Le 18 juin, la crue du gave de Pau ravageait le sanctuaire de Lourdes, l’heure est au bilan et aux travaux. Un véritable défi humain et financier au regard de l’ampleur des dégâts. Mgr Nicolas Brouwet, évêque de Tarbes et Lourdes, appelle à la mobilisation des bonnes volontés.
Quinze jours après, les inondations ne font plus la « une » des journaux, pourtant la situation reste problématique…
C’est en effet ce que je craignais, non seulement pour le sanctuaire mais aussi pour tout le département. La solidarité dure quelques jours, puis on passa à l’oubli : elle n’a qu’un temps. Dans tout le diocèse, notre principal souci est donc de nous organiser pour agir dans la durée. Nous avons un pont, des routes, des infrastructures à rebâtir, et cela va exiger du temps et des fonds. Certains des dommages que nous avions subis lors de la crue précédente en octobre 2012 n’avaient pas encore été réparés faute de ces deux ressources. Quant aux commerçants sinistrés à la même époque, certains n’ont toujours pas été remboursés par les assurances…
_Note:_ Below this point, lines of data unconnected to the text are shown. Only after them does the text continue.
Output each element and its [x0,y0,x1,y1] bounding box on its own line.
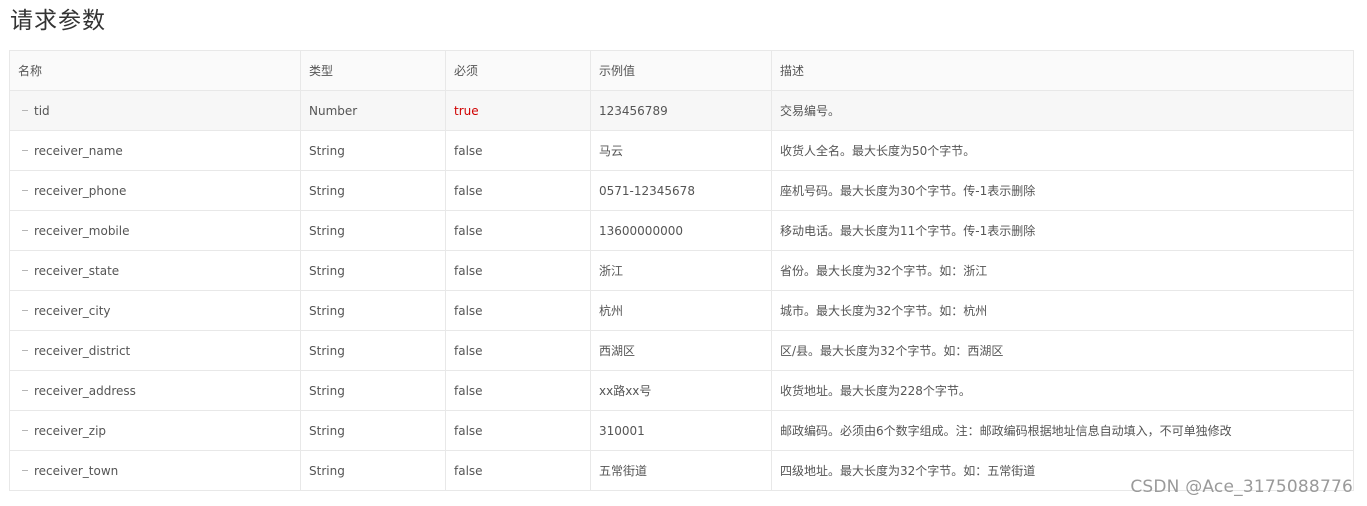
header-example: 示例值 [590,50,772,91]
param-required: true [445,90,591,131]
table-row: receiver_phone String false 0571-1234567… [9,170,1354,211]
param-name: tid [34,103,50,118]
param-type: String [300,290,446,331]
tree-dash-icon [22,189,28,191]
table-header-row: 名称 类型 必须 示例值 描述 [9,50,1354,91]
param-name-cell: receiver_city [9,290,301,331]
param-required: false [445,210,591,251]
param-example: 杭州 [590,290,772,331]
table-row: receiver_mobile String false 13600000000… [9,210,1354,251]
param-name: receiver_zip [34,423,107,438]
param-example: 浙江 [590,250,772,291]
tree-dash-icon [22,429,28,431]
param-description: 城市。最大长度为32个字节。如：杭州 [771,290,1354,331]
param-required: false [445,370,591,411]
param-required: false [445,170,591,211]
tree-dash-icon [22,309,28,311]
tree-dash-icon [22,349,28,351]
table-row: receiver_zip String false 310001 邮政编码。必须… [9,410,1354,451]
tree-dash-icon [22,269,28,271]
param-description: 移动电话。最大长度为11个字节。传-1表示删除 [771,210,1354,251]
param-name-cell: receiver_zip [9,410,301,451]
param-example: 0571-12345678 [590,170,772,211]
tree-dash-icon [22,229,28,231]
param-required: false [445,450,591,491]
param-name: receiver_name [34,143,123,158]
param-name: receiver_town [34,463,119,478]
param-required: false [445,290,591,331]
param-name: receiver_city [34,303,111,318]
param-description: 交易编号。 [771,90,1354,131]
param-name-cell: receiver_name [9,130,301,171]
tree-dash-icon [22,469,28,471]
param-example: 西湖区 [590,330,772,371]
param-example: 五常街道 [590,450,772,491]
param-description: 收货地址。最大长度为228个字节。 [771,370,1354,411]
param-name-cell: receiver_state [9,250,301,291]
param-name-cell: receiver_address [9,370,301,411]
table-row: receiver_name String false 马云 收货人全名。最大长度… [9,130,1354,171]
param-example: 马云 [590,130,772,171]
param-type: String [300,250,446,291]
param-name-cell: receiver_phone [9,170,301,211]
tree-dash-icon [22,109,28,111]
param-example: 123456789 [590,90,772,131]
param-name-cell: receiver_district [9,330,301,371]
param-name: receiver_mobile [34,223,130,238]
param-required: false [445,130,591,171]
header-description: 描述 [771,50,1354,91]
watermark: CSDN @Ace_3175088776 [1130,477,1353,497]
param-name: receiver_district [34,343,131,358]
param-name: receiver_phone [34,183,127,198]
tree-dash-icon [22,389,28,391]
table-row: receiver_address String false xx路xx号 收货地… [9,370,1354,411]
param-type: String [300,330,446,371]
param-type: String [300,130,446,171]
param-type: String [300,170,446,211]
param-example: 310001 [590,410,772,451]
tree-dash-icon [22,149,28,151]
param-type: String [300,410,446,451]
param-example: 13600000000 [590,210,772,251]
param-type: String [300,370,446,411]
header-required: 必须 [445,50,591,91]
table-row: receiver_state String false 浙江 省份。最大长度为3… [9,250,1354,291]
table-row: receiver_city String false 杭州 城市。最大长度为32… [9,290,1354,331]
param-description: 省份。最大长度为32个字节。如：浙江 [771,250,1354,291]
header-name: 名称 [9,50,301,91]
param-type: String [300,450,446,491]
param-description: 区/县。最大长度为32个字节。如：西湖区 [771,330,1354,371]
param-description: 座机号码。最大长度为30个字节。传-1表示删除 [771,170,1354,211]
param-example: xx路xx号 [590,370,772,411]
param-name-cell: receiver_mobile [9,210,301,251]
param-name: receiver_address [34,383,136,398]
page-title: 请求参数 [10,8,106,34]
param-description: 收货人全名。最大长度为50个字节。 [771,130,1354,171]
param-required: false [445,250,591,291]
param-name-cell: receiver_town [9,450,301,491]
header-type: 类型 [300,50,446,91]
param-description: 邮政编码。必须由6个数字组成。注：邮政编码根据地址信息自动填入，不可单独修改 [771,410,1354,451]
param-name: receiver_state [34,263,120,278]
param-type: String [300,210,446,251]
param-type: Number [300,90,446,131]
param-required: false [445,410,591,451]
param-name-cell: tid [9,90,301,131]
table-row: tid Number true 123456789 交易编号。 [9,90,1354,131]
request-params-table: 名称 类型 必须 示例值 描述 tid Number true 12345678… [9,50,1354,491]
param-required: false [445,330,591,371]
table-row: receiver_district String false 西湖区 区/县。最… [9,330,1354,371]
Concernant le sanctuaire en particulier, avez-vous pu dresser un bilan complet des dernières inondations ?
La situation est désormais assez claire et nous mesurons l’ampleur des dégâts. Nous devons reconstruire un pont et de vraies questions se posent pour un second, en cours d’expertise. De même, nous devons engager de coûteux travaux pour réparer la voirie : il est indispensable qu’elle soit en bonne état pour que les chariots des malades puissent circuler sans difficulté. Deux réfectoires qui servaient 1000 repas par jour aux bénévoles ont été également inondés. Je passe sur les nombreuses réparations qu’il faut également entreprendre dans les basiliques du sanctuaire où nous devons, par exemple, refaire toute la sonorisation.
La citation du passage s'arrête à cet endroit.